Build a decision tree from the training set (X, y).

Parameters :

X : array-like of shape = [n_samples, n_features]

The training input samples.

y : array-like, shape = [n_samples]

The target values (integers that correspond to classes in classification, real numbers in regression).

Returns :

self : object

Returns self.

fit_transform(X, y=None, **fit_params)

Fit to data, then transform it

Fits transformer to X and y with optional parameters fit_params and returns a transformed version of X.

Parameters :

X : numpy array of shape [n_samples, n_features]

Training set.

y : numpy array of shape [n_samples]

Target values.

Returns :

X_new : numpy array of shape [n_samples, n_features_new]

Transformed array.

Notes

This method just calls fit and transform consecutively, i.e., it is not an optimized implementation of fit_transform, unlike other transformers such as PCA.

get_params(deep=True)

Get parameters for the estimator

Parameters :

deep: boolean, optional :

If True, will return the parameters for this estimator and contained subobjects that are estimators.

predict(X)

Predict class or regression target for X.

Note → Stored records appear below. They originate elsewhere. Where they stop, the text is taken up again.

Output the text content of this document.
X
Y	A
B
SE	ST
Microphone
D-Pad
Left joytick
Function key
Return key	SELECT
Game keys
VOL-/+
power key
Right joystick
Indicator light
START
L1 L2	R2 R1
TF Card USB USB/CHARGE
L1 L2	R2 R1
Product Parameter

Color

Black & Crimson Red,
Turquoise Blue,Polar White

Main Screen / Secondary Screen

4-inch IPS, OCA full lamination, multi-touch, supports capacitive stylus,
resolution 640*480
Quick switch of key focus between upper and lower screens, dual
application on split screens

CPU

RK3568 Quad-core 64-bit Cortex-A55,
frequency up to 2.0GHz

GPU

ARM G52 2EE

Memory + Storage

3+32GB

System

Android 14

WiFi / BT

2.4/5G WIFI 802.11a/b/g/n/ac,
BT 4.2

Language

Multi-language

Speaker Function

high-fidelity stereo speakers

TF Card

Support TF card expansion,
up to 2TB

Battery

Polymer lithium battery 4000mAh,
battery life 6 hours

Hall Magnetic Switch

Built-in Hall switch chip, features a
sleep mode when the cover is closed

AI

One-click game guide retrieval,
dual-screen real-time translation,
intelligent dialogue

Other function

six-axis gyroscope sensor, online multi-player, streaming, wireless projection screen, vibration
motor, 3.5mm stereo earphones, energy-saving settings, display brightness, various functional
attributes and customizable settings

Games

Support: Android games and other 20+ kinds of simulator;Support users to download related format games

For a classification model, the predicted class for each sample in X is returned. For a regression model, the predicted value based on X is returned.

Parameters :

X : array-like of shape = [n_samples, n_features]

The input samples.

Returns :

y : array of shape = [n_samples]

The predicted classes, or the predict values.

predict_log_proba(X)

Predict class log-probabilities of the input samples X.

Parameters :

X : array-like of shape = [n_samples, n_features]

The input samples.

Returns :

p : array of shape = [n_samples, n_classes]

The class log-probabilities of the input samples. Classes are ordered by arithmetical order.

predict_proba(X)

Predict class probabilities of the input samples X.

Parameters :

X : array-like of shape = [n_samples, n_features]

The input samples.

Returns :

p : array of shape = [n_samples, n_classes]

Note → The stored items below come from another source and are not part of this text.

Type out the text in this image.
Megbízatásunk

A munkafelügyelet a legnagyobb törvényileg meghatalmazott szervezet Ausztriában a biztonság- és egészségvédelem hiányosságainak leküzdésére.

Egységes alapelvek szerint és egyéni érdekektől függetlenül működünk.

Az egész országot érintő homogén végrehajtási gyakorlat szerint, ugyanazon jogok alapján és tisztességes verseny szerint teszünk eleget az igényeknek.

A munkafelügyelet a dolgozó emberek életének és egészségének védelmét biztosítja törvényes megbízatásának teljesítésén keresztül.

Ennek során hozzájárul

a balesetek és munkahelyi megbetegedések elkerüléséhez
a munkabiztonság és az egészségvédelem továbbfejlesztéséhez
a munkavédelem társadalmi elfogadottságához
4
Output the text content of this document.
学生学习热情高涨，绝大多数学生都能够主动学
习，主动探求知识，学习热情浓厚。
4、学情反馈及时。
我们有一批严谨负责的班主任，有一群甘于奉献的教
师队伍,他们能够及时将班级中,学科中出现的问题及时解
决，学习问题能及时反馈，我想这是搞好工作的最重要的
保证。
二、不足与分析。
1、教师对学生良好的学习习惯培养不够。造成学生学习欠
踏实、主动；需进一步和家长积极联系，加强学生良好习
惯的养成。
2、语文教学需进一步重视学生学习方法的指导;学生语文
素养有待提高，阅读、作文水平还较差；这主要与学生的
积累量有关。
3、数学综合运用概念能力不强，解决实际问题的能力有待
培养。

The class probabilities of the input samples. Classes are ordered by arithmetical order.

score(X, y)

Returns the mean accuracy on the given test data and labels.

Parameters :

X : array-like, shape = [n_samples, n_features]

Training set.

y : array-like, shape = [n_samples]

Labels for X.

Returns :

z : float

set_params(**params)

Set the parameters of the estimator.

The method works on simple estimators as well as on nested objects (such as pipelines). The former have parameters of the form <component>__<parameter> so that it’s possible to update each component of a nested object.

Returns :self :
transform(X, threshold=None)

Reduce X to its most important features.

Parameters :

X : array or scipy sparse matrix of shape [n_samples, n_features]

The input samples.

threshold : string, float or None, optional (default=None)

The threshold value to use for feature selection. Features whose importance is greater or equal are kept while the others are discarded. If “median” (resp. “mean”), then the threshold value is the median (resp. the mean) of the feature importances. A scaling factor (e.g., “1.25*mean”) may also be used. If None and if available, the object attribute threshold is used. Otherwise, “mean” is used by default.

Returns :

X_r : array of shape [n_samples, n_selected_features]

The input samples with only the selected features.